In the same way parents can be blamed for not keeping their children safe around guns/alcohol/drugs, they should also be blamed for not keeping the children out of digital dangers, and keep mandatory age verifications out of here.
It almost sounds like multiple parents from a large number of households need to collectively act in unison to address the problem effectively. Hmm collective action, that sounds familiar. I wonder if there’s a way to enforce such a collective action?
To be clear, I do agree that putting the ban on the software/platform side is the wrong approach. The ban should be on the physical hardware, similar to how guns/alcohol/tobacco which are all physical objects. But I don’t have the luxury to let perfect be the enemy of close enough.
Have these parents tried to not let the salesman in?
The "just say no" argument, basically.
There is also the education part that for some reason we are ignoring. Kids are going to be able to access drugs in locations where they are unsupervised, they are going to be subject to peer pressure, etc. The job of the parents is to prepare them for that, as they should prepare them for the negative effects of social media.

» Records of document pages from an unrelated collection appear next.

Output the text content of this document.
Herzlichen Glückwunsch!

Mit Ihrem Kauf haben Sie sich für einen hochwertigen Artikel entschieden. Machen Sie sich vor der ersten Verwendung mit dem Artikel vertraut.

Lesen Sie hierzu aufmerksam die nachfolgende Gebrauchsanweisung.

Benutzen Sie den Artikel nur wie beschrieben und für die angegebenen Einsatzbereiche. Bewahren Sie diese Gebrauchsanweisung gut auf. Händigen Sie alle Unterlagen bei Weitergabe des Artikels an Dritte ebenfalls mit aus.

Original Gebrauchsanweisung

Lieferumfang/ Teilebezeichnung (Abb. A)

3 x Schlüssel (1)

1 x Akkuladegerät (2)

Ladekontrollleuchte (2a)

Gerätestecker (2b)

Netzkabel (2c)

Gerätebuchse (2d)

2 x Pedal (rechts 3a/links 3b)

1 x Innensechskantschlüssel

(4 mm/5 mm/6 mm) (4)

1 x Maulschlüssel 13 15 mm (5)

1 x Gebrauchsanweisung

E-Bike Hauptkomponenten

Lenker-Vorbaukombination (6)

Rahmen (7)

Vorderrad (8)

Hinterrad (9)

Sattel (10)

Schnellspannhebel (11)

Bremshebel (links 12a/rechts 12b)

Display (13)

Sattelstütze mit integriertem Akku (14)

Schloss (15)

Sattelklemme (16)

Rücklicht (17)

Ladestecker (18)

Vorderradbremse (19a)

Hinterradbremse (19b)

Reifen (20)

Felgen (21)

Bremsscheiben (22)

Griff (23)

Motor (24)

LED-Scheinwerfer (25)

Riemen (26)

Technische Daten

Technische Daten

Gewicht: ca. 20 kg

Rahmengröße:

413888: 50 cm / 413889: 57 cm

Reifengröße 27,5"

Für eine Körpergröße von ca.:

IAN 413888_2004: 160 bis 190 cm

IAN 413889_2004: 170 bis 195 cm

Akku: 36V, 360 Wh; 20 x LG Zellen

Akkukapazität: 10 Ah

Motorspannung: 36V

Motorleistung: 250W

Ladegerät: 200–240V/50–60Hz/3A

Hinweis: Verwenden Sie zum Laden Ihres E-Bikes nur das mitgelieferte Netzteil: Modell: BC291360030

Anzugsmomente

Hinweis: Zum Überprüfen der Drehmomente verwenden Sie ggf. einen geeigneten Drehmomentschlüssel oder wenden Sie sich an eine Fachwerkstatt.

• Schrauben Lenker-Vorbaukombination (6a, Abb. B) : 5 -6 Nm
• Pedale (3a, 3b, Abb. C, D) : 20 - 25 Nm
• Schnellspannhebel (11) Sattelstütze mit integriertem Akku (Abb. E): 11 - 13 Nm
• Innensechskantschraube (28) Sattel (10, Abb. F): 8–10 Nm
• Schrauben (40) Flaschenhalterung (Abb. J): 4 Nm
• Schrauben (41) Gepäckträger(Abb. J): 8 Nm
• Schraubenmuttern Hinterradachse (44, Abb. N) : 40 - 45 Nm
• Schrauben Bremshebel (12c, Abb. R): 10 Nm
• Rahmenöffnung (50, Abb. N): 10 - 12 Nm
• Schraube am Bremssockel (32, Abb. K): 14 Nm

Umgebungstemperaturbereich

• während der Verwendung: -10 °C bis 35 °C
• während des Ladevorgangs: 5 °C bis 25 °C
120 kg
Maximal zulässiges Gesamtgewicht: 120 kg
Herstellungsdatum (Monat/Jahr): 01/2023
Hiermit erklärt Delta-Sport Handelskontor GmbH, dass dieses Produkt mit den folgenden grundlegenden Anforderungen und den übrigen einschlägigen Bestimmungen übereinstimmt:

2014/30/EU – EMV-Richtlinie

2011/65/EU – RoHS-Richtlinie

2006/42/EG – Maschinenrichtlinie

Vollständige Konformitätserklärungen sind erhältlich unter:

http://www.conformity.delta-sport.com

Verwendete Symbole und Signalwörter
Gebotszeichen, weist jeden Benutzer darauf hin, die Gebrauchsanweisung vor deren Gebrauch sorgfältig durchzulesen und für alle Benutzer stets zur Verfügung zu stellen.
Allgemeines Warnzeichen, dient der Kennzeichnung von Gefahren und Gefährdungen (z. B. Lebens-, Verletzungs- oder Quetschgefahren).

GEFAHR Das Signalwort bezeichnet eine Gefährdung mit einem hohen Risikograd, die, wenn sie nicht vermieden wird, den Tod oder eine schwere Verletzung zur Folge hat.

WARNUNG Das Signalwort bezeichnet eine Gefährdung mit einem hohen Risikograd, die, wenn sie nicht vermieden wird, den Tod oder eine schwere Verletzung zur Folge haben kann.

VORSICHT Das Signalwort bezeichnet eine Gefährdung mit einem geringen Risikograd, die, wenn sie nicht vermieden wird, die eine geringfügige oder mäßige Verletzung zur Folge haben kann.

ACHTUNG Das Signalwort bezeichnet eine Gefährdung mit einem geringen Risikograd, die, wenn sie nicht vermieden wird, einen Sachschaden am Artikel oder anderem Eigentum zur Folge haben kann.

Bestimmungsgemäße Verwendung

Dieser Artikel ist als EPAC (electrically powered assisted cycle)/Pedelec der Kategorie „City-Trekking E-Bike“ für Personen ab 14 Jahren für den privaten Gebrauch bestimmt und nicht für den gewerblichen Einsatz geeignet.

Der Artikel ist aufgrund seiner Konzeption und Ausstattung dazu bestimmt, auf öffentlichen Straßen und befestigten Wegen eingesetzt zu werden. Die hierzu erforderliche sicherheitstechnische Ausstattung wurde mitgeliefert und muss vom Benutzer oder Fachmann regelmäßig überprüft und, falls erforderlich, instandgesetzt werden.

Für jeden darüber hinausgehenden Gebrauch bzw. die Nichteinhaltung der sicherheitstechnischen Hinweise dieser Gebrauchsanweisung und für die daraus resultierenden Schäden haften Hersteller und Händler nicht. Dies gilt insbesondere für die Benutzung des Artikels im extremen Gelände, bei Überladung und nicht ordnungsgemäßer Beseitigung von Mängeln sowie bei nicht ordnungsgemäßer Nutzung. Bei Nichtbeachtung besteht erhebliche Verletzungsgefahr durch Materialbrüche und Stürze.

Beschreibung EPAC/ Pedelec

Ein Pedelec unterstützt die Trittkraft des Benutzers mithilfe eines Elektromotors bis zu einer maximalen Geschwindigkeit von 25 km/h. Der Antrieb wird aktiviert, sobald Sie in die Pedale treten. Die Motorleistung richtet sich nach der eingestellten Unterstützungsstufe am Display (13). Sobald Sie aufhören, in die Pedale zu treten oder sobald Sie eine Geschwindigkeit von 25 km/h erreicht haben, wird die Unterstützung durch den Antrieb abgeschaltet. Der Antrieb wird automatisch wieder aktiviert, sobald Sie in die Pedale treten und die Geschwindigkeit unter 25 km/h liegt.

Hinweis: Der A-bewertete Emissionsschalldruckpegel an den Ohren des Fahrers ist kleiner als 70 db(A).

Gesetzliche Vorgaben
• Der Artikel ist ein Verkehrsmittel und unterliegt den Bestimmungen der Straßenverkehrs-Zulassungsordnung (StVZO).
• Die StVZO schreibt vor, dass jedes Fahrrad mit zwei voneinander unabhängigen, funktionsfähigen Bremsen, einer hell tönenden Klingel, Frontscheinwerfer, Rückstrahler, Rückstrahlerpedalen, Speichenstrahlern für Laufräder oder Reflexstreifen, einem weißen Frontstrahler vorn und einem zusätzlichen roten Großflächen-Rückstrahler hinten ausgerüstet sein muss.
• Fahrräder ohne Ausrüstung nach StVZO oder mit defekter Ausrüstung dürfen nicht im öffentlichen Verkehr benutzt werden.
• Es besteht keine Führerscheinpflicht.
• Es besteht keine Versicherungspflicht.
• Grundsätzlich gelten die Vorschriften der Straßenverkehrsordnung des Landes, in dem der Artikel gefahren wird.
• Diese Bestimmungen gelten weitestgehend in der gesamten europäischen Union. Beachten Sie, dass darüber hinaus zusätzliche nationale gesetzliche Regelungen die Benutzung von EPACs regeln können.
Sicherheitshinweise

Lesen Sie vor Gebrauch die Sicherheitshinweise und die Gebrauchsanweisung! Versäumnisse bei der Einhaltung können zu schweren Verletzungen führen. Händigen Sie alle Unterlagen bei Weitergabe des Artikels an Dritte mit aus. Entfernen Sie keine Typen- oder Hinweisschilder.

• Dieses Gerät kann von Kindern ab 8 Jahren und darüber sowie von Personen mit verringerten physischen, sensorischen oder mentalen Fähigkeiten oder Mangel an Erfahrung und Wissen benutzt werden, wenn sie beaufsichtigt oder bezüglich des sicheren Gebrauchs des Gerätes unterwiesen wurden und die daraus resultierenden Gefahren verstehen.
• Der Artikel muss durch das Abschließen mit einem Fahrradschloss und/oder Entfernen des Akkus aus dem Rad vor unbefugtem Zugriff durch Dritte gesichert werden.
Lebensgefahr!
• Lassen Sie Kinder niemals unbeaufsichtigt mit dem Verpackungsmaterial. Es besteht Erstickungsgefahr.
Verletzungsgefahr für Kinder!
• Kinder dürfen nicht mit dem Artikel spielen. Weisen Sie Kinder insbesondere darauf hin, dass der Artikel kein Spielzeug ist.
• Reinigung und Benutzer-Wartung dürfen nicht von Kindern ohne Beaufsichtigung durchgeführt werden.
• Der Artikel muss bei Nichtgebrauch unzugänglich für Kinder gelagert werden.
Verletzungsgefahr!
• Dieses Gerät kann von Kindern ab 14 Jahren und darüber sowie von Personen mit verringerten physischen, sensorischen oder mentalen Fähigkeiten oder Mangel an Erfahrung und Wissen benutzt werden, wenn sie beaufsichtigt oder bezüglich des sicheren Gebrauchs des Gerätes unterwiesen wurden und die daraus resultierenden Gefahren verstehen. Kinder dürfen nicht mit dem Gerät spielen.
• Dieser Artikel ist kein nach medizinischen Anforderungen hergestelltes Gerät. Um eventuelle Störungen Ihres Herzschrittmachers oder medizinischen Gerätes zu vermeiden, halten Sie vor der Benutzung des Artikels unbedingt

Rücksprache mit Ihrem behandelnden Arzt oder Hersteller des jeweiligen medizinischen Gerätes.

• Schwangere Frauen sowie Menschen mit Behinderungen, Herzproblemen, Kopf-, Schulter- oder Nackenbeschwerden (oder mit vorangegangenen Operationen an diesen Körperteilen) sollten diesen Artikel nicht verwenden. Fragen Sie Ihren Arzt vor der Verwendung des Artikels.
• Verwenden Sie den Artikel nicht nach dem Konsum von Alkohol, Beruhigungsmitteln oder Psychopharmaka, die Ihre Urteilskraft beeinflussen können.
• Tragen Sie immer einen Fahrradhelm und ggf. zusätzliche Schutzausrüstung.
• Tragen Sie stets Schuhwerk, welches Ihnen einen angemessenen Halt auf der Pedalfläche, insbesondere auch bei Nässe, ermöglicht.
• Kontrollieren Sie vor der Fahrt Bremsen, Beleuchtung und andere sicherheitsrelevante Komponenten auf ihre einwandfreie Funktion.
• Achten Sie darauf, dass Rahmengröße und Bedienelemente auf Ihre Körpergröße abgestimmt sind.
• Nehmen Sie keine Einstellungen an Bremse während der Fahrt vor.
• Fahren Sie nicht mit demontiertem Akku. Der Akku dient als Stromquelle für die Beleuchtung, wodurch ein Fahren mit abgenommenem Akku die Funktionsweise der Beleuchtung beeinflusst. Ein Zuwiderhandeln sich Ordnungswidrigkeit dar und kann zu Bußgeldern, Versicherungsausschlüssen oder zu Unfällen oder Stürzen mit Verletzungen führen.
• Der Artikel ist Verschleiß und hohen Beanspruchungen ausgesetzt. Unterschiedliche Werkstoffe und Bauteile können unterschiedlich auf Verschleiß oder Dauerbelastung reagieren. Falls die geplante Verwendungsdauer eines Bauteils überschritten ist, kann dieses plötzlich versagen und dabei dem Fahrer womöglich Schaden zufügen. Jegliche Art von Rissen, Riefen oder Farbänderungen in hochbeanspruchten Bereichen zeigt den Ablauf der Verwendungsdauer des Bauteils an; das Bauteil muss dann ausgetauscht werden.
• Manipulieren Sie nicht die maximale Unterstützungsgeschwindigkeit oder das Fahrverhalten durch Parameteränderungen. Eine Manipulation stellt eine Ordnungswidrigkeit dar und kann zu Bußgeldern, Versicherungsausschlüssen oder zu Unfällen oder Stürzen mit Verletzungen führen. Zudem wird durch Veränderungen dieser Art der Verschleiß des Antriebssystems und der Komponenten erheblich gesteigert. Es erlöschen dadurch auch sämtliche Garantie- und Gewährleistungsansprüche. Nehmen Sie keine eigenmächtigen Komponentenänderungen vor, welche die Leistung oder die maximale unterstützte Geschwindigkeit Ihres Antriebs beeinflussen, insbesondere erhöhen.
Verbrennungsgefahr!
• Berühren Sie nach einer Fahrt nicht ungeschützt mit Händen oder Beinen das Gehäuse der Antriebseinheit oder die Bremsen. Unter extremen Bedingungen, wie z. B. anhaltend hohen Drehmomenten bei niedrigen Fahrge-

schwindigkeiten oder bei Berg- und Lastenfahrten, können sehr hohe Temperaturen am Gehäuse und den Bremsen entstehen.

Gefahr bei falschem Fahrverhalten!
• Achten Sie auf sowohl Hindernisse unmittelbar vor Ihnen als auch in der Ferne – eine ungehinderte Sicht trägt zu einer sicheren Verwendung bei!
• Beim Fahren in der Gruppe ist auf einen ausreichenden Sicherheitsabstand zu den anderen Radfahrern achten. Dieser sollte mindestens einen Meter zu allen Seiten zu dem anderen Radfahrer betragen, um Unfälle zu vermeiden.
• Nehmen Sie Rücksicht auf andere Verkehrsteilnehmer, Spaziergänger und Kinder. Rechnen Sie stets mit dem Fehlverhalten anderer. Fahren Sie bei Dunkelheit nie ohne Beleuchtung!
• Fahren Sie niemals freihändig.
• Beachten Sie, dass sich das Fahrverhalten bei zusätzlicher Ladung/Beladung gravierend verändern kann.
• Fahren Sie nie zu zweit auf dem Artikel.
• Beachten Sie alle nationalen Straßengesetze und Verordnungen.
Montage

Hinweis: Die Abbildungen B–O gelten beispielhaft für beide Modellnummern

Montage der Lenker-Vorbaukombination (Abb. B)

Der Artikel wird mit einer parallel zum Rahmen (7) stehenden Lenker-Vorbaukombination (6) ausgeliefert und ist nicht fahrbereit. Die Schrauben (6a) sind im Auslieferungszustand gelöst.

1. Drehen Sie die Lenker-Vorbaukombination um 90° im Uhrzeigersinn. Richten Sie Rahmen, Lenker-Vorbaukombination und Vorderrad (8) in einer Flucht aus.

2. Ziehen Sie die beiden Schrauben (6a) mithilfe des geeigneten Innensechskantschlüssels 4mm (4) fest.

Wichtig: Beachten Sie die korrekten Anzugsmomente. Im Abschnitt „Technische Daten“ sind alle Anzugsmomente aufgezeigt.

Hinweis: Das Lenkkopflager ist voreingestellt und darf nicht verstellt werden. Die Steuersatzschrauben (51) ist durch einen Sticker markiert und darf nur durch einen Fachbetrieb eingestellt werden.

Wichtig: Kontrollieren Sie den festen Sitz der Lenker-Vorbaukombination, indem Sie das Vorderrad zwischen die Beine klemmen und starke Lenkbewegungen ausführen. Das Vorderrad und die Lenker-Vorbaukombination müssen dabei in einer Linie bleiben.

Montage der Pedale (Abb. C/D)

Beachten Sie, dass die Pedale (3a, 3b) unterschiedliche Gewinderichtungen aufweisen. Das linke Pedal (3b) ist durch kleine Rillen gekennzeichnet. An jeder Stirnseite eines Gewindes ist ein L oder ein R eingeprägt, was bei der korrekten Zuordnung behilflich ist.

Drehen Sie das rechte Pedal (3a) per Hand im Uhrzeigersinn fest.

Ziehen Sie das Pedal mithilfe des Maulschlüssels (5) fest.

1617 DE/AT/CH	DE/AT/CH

I don't think that is the case any more since social media isn't social like it used to be?
In my first message I was not targeting those parents who try to block this but can't; I was targeting those parents that use Youtube to distract their kids since they are babies, those who give unrestricted access with no control at all, those who don't care. We all know people like that.
This is just an hypothesis, but if parents were fined every time their kid accessed social media, I'm sure most kids wouldn't be on it.
The premise that parenting is wholly on the parents and society at large doesn't need to play any role in raising kids is a manifestation of the kind of libertarianism that appeals to techies on the spectrum who want to find the simplest possible ruleset for everything, but it just doesn't work that way in reality.
I didn't say that "parenting is wholly on the parents", that's a straw man argument. I said that parents who don't keep their children away from digital dangers should be blamed.
Parents have a huge radius of action, they can:
- Avoid using Youtube for entertaining their babies/toddlers.
- Avoid buying tablets to their children.
- If they buy them a phone, use parental control and restrict app usage.
- Monitor what their kids do on internet.
- And the most important: educate their children to identify dangers.
Do you think a parent who does none of this shouldn't be blamed?
I want parents to embrace responsibility and act as parents. Delegating this kind of education to government is dangerous and has many negative collateral effects we will pay sooner or later.
Do you think a crack dealer should be allowed to hang around on the playground and every kid has to talk to him too (and its up to parents to make sure the kids know not to buy his stuff)?
The government can and does already track whatever they want about you. Businesses already track you unless you are extremely thorough about erasing your footprint. Adding a zero-knowledge proof through a trusted system that you are 18+ doesn't seem like the mountain people are claiming. You already have to provide ID and credit card to get ISP access, the byte patterns are traced back to your household. They already have a unique fingerprint on your browser and computer. The real harm is just the obvious encroachment that we can all see and have known about since early 2000s. They don't need a "backdoor", it feels like alarmism over a possible problem, when there is a very real harm to children and teens (suicide rates, depression, bullying, mental health, etc).
to go back to smoking / alcohol / guns, one could argue it is an infringement, but ultimately it does seem to have been the right choice for society at large, and the increased "invasion of privacy" has been pretty minor. If anything, the opt-in stuff like credit cards, cell phones, GPS, car apps, streaming services have all been far larger invasions of privacy that people willingly embrace.
Also, the fact that gov and companies are already tracking people doesn't mean we should consent to more ways of tracking.
I see nothing in their comments to suggest that.
They argued against the government tracking people, that's it.
"I totally understand that "the salesman" is everywhere and that a single person can't fight against that, but he is everywhere because most parents are not blocking him in the first place, and that's exactly my point. Those are the parents that need to be blamed."
In my state, buying cigarettes requires presenting your driver's license, which is scanned at every purchase. Not sure about alcohol.